Esto requiere para el estudiante de medicina, durante su formación universitaria, la obligación de aplicarse seriamente al estudio, para obtener los conocimientos teóricos requeridos y la habilidad práctica necesaria para su aplicación.
Para el profesor universtitario, el deber de enseñar y comunicar a los alumnos de la mejor manera y de no dar certificados de competencia profesional, sin haberse asegurado previamente con un concienzudo y profundo examen. Obrar de otra manera, sería cometer una grave falta moral, porque pondría en peligro a seres y expondría a incontables daños, la salud privada publica.
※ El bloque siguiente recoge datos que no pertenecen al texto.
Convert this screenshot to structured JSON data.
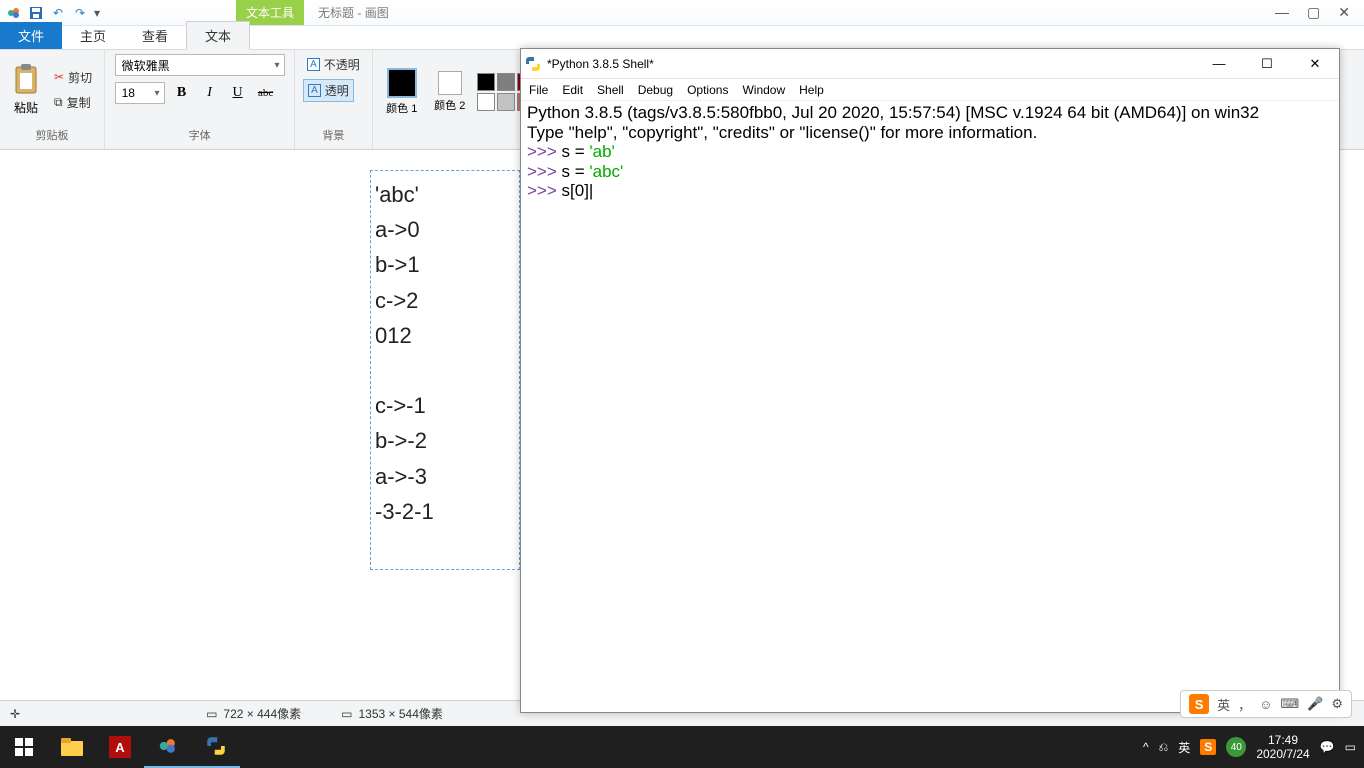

Para el médico en ejercicio de su profesión, la obligación de mantenerse informado del desarrollo y de los progresos de la ciencia médica, mediante la lectura de obras y de revistas científicas, participaciones a congresos, y cursos académicos, las conversaciones con los colegas y las consultas a los profesores de la facultad de medicina. Este constante estudio de perfeccionamiento, obliga al médico en activo, en cuanto que este sea prácticamente posible, y es requerido por el bien de los enfermos y de la comunidad.

Pío XII

Discurso. Unión Micro-Biológica San Lucas, 12 de noviembre de 1943.